Closed andrewkho closed 7 years ago
Hi Andrew,
Are you able to provide/create an example dataset that reproduces the error you're seeing?
I don't see why ES v5.5.1 should be an issue. Likewise a differing number of fields as missing/empty fields in an index should could through as NA
.
Like I said, if you can reproduce the error for me that would be an enormous help.
Alex
Hi Alex, I'll try and create a minimum reproducible example, hopefully soon.
Thanks Andrew.
@andrewkho Any luck with that example or can I close this issue?
Sorry I haven't been able to make a small example. It is still an issue, however I am working around it by using the plain "elastic" package and wrote a simple DSL which is doing the job, so unfortunately I am not using elasticsearchr.
Thanks for getting back to me. In the absence of an example to debug, I'm going to close this issue. I'll re-open it if I run into anything that sounds similar.
I am also having this issue while importing a dataset of ~56k rows from elasticsearch
@andrewkho and @jwarnes, I ran into similar problems due to the nature of trying to wrangle nested lists into a data frame. This blog post really helps: http://zevross.com/blog/2015/02/12/using-r-to-download-and-parse-json-an-example-using-data-from-an-open-data-portal/
@jwarnes @hatdropper1977 Can either of you provide me with an example document or two, that I can ingest into Elasticsearch, to use for debugging?
Hypothetically, nested data frames shouldn't be an issue, as they ought to be 'flattened' using the flatten
function from jsonlite
.
@AlexIoannides I can't give you my data bc they include sensitive infomation.
Maybe these will work? https://download.elastic.co/demos/kibana/gettingstarted/logs.jsonl.gz
I did not have any luck w/ flatten, but ymmv.
Are you not able to create an artificial record that replicates the error you're observing?
I'm sorry, but I don't have time for trial and error. If you can give me something to pin a target on, however, I will make the time to take a look.
Ok - it may be a while though. @jwarnes do you have example data?
Not at the moment.
On Wed, May 23, 2018 at 4:58 PM, Alex Ioannides notifications@github.com wrote:
Are you not able to create an artificial record that replicates the error you're observing?
— You are receiving this because you were mentioned. Reply to this email directly, view it on GitHub https://github.com/AlexIoannides/elasticsearchr/issues/28#issuecomment-391423153, or mute the thread https://github.com/notifications/unsubscribe-auth/AC-n9F2CVs1G3Kn5e0Ho2iZmTppDRdZmks5t1ZVGgaJpZM4PdCSD .
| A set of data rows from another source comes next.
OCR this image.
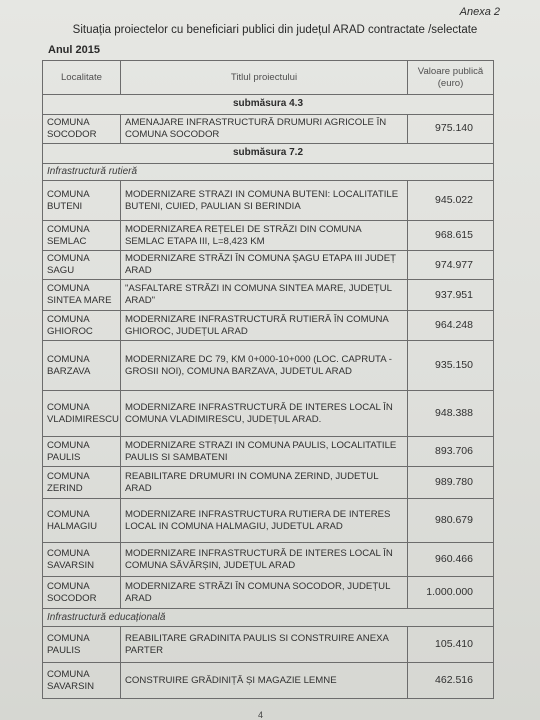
Anexa 2
Situația proiectelor cu beneficiari publici din județul ARAD contractate /selectate
Anul 2015
Localitate	Titlul proiectului	Valoare publică (euro)
submăsura 4.3		
COMUNA SOCODOR	AMENAJARE INFRASTRUCTURĂ DRUMURI AGRICOLE ÎN COMUNA SOCODOR	975.140
submăsura 7.2		
Infrastructură rutieră		
COMUNA BUTENI	MODERNIZARE STRAZI IN COMUNA BUTENI: LOCALITATILE BUTENI, CUIED, PAULIAN SI BERINDIA	945.022
COMUNA SEMLAC	MODERNIZAREA REȚELEI DE STRĂZI DIN COMUNA SEMLAC ETAPA III, L=8,423 KM	968.615
COMUNA SAGU	MODERNIZARE STRĂZI ÎN COMUNA ŞAGU ETAPA III JUDEȚ ARAD	974.977
COMUNA SINTEA MARE	"ASFALTARE STRĂZI IN COMUNA SINTEA MARE, JUDEȚUL ARAD"	937.951
COMUNA GHIOROC	MODERNIZARE INFRASTRUCTURĂ RUTIERĂ ÎN COMUNA GHIOROC, JUDEȚUL ARAD	964.248
COMUNA BARZAVA	MODERNIZARE DC 79, KM 0+000-10+000 (LOC. CAPRUTA - GROSII NOI), COMUNA BARZAVA, JUDETUL ARAD	935.150
COMUNA VLADIMIRESCU	MODERNIZARE INFRASTRUCTURĂ DE INTERES LOCAL ÎN COMUNA VLADIMIRESCU, JUDEȚUL ARAD.	948.388
COMUNA PAULIS	MODERNIZARE STRAZI IN COMUNA PAULIS, LOCALITATILE PAULIS SI SAMBATENI	893.706
COMUNA ZERIND	REABILITARE DRUMURI IN COMUNA ZERIND, JUDETUL ARAD	989.780
COMUNA HALMAGIU	MODERNIZARE INFRASTRUCTURA RUTIERA DE INTERES LOCAL IN COMUNA HALMAGIU, JUDETUL ARAD	980.679
COMUNA SAVARSIN	MODERNIZARE INFRASTRUCTURĂ DE INTERES LOCAL ÎN COMUNA SĂVÂRȘIN, JUDEȚUL ARAD	960.466
COMUNA SOCODOR	MODERNIZARE STRĂZI ÎN COMUNA SOCODOR, JUDEȚUL ARAD	1.000.000
Infrastructură educațională		
COMUNA PAULIS	REABILITARE GRADINITA PAULIS SI CONSTRUIRE ANEXA PARTER	105.410
COMUNA SAVARSIN	CONSTRUIRE GRĂDINIȚĂ ȘI MAGAZIE LEMNE	462.516
4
To clarify - I have no issue w/ the %search% command. If returns a data frame which includes columns of nested lists. The issue w/ my data is that it includes arbirtray levels and sub-levels of lists (each which may or may not have consistent length). So a simple 'flatten' does not work on it. I use the technique in the blog I linked above to pull the data I want.
Sorry for the confusion.
Once again, ElasticsearchR does its job very well.
If this helps, here is an example aggs query that works w/ ElasticsearchR (in that it succesfully returns a data frame - 100k plus rows w/o issue).
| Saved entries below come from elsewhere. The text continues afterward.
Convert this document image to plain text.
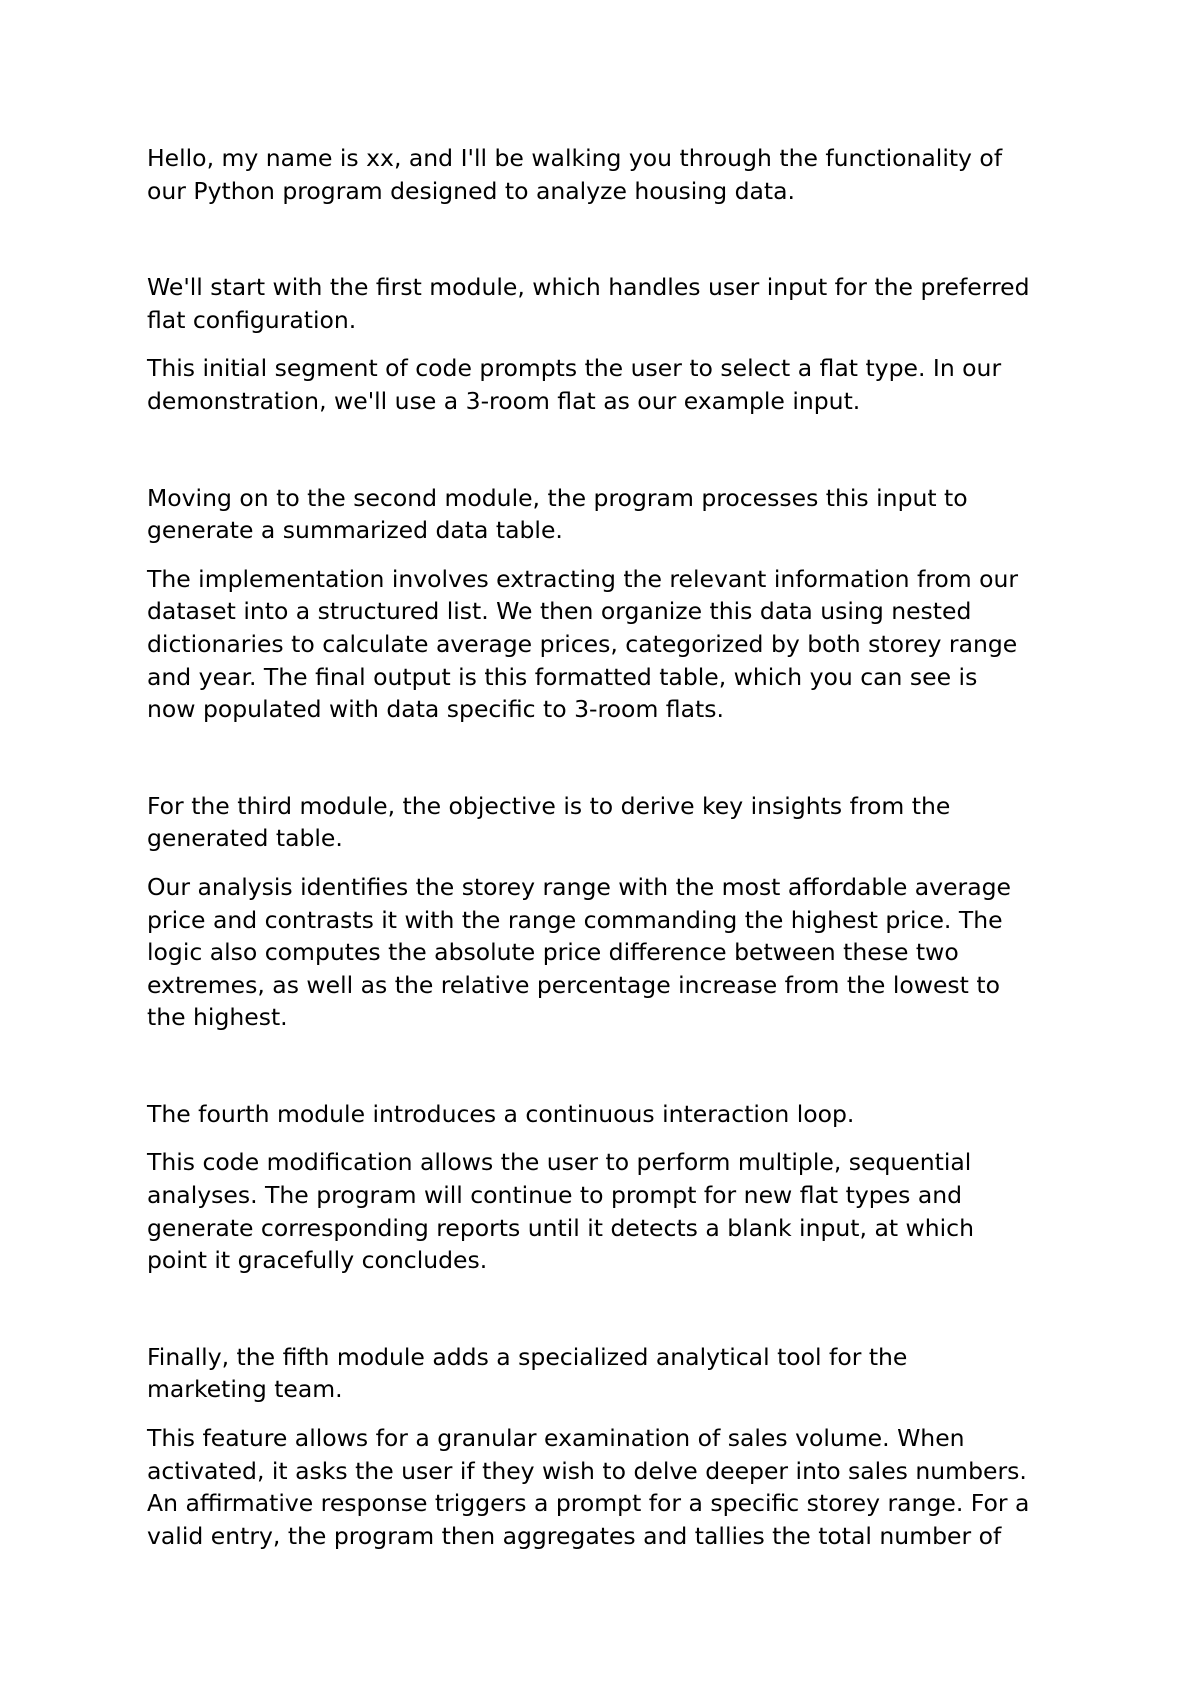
Hello, my name is xx, and I'll be walking you through the functionality of
our Python program designed to analyze housing data.

We'll start with the first module, which handles user input for the preferred
flat configuration.

This initial segment of code prompts the user to select a flat type. In our
demonstration, we'll use a 3-room flat as our example input.

Moving on to the second module, the program processes this input to
generate a summarized data table.

The implementation involves extracting the relevant information from our
dataset into a structured list. We then organize this data using nested
dictionaries to calculate average prices, categorized by both storey range
and year. The final output is this formatted table, which you can see is
now populated with data specific to 3-room flats.

For the third module, the objective is to derive key insights from the
generated table.

Our analysis identifies the storey range with the most affordable average
price and contrasts it with the range commanding the highest price. The
logic also computes the absolute price difference between these two
extremes, as well as the relative percentage increase from the lowest to
the highest.

The fourth module introduces a continuous interaction loop.

This code modification allows the user to perform multiple, sequential
analyses. The program will continue to prompt for new flat types and
generate corresponding reports until it detects a blank input, at which
point it gracefully concludes.

Finally, the fifth module adds a specialized analytical tool for the
marketing team.

This feature allows for a granular examination of sales volume. When
activated, it asks the user if they wish to delve deeper into sales numbers.
An affirmative response triggers a prompt for a specific storey range. For a
valid entry, the program then aggregates and tallies the total number of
match_all_query <- query('{
"match_all": {}
}')
date_hist_w_servers <- aggs('{
"docs_over_time": {
"date_histogram": {
"field": "@timestamp",
"interval": "1m"
},
"aggs" : {
"servers" : {
"terms" : { "field" : "beat.hostname.keyword", "size" : 20 },
"aggs" : {
"the_max": {"max" : { "field": "system.memory.free" } }
}
}
}
}}')
df <- elastic(ELASTIC_API, ELASTIC_INDEX_NAME) %search% (match_all_query + date_hist_w_servers)
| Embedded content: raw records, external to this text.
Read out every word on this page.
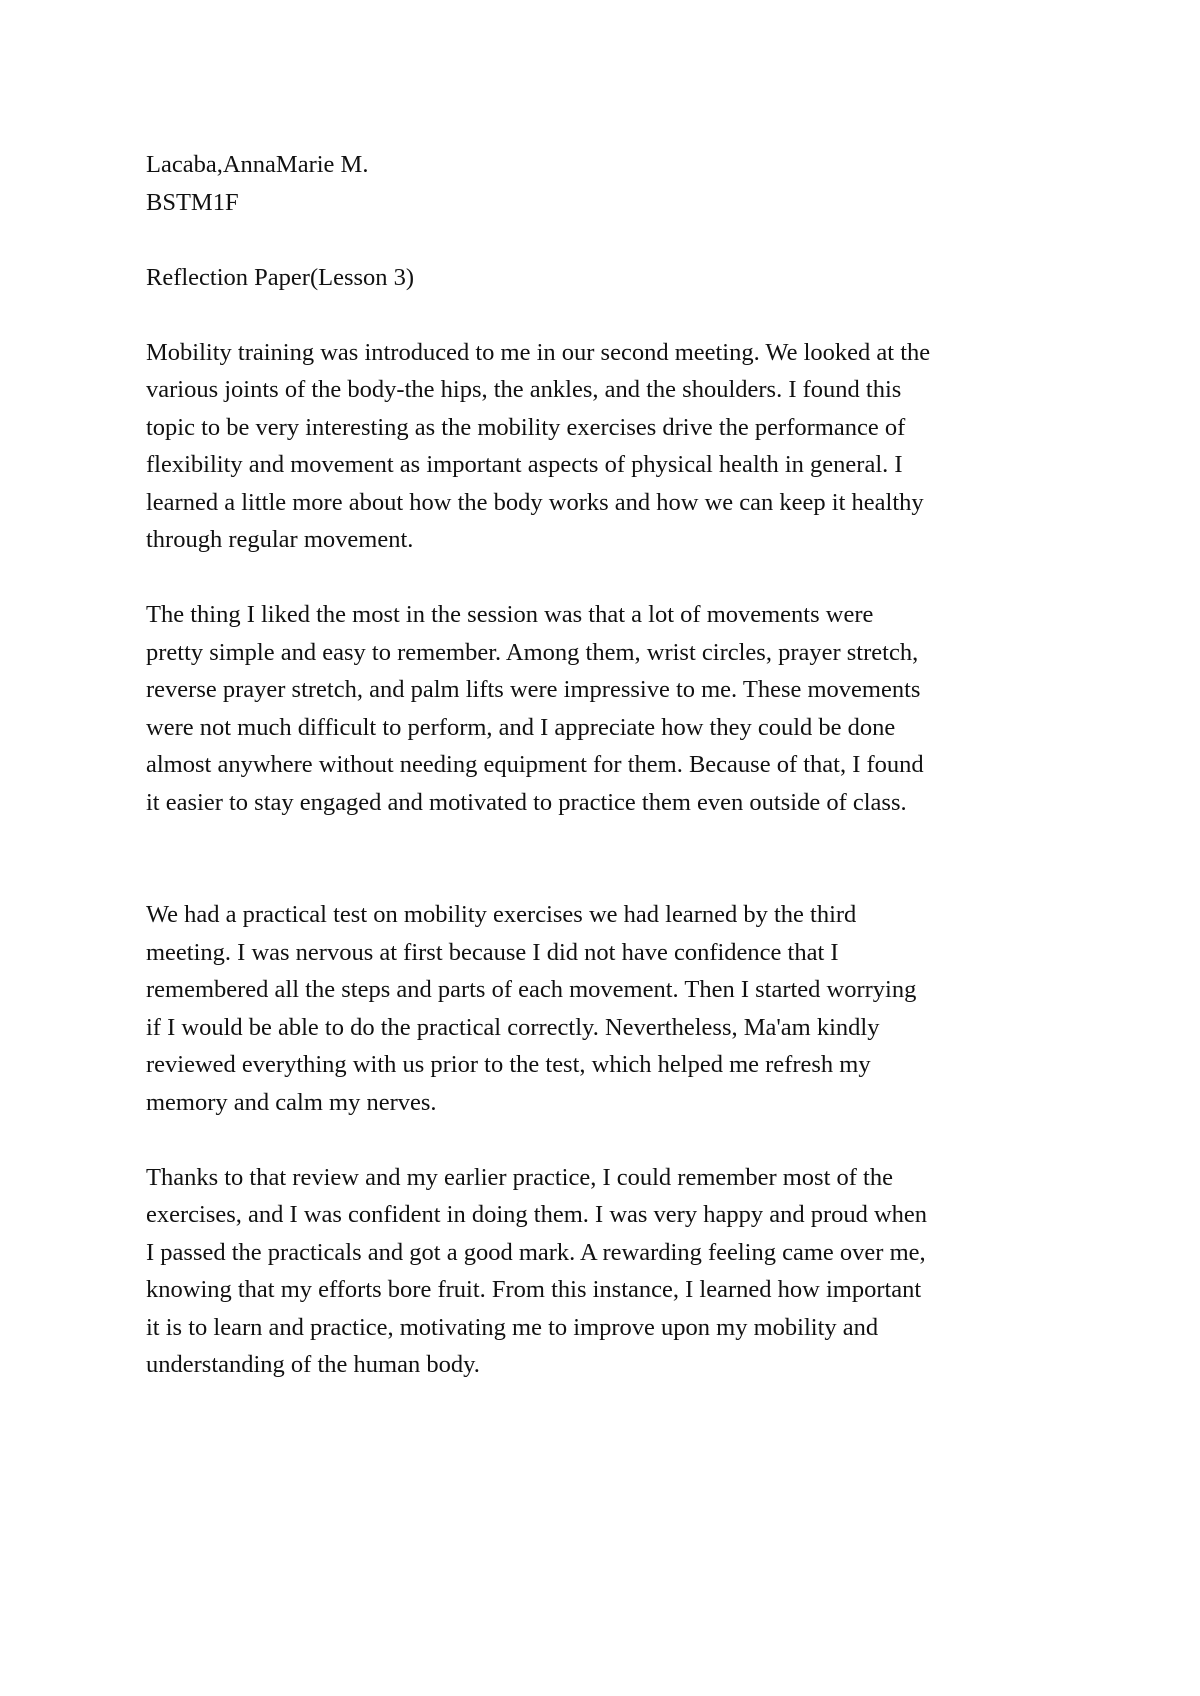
Lacaba,AnnaMarie M.
BSTM1F
Reflection Paper(Lesson 3)
Mobility training was introduced to me in our second meeting. We looked at the
various joints of the body-the hips, the ankles, and the shoulders. I found this
topic to be very interesting as the mobility exercises drive the performance of
flexibility and movement as important aspects of physical health in general. I
learned a little more about how the body works and how we can keep it healthy
through regular movement.
The thing I liked the most in the session was that a lot of movements were
pretty simple and easy to remember. Among them, wrist circles, prayer stretch,
reverse prayer stretch, and palm lifts were impressive to me. These movements
were not much difficult to perform, and I appreciate how they could be done
almost anywhere without needing equipment for them. Because of that, I found
it easier to stay engaged and motivated to practice them even outside of class.
We had a practical test on mobility exercises we had learned by the third
meeting. I was nervous at first because I did not have confidence that I
remembered all the steps and parts of each movement. Then I started worrying
if I would be able to do the practical correctly. Nevertheless, Ma'am kindly
reviewed everything with us prior to the test, which helped me refresh my
memory and calm my nerves.
Thanks to that review and my earlier practice, I could remember most of the
exercises, and I was confident in doing them. I was very happy and proud when
I passed the practicals and got a good mark. A rewarding feeling came over me,
knowing that my efforts bore fruit. From this instance, I learned how important
it is to learn and practice, motivating me to improve upon my mobility and
understanding of the human body.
I just need to apply my own logic to flattening it, because it returns inconsistent nested lists (in terms of length and further sub-nests).
Thanks John.
How does this relate (if at all) to the original error, ............Error in rbind(deparse.level, ...)
?
I'm struggling to 'join the dots' here.
Hi ! Today i have exact this error when i am trying to download data from es. My index hasn't identical docs in index.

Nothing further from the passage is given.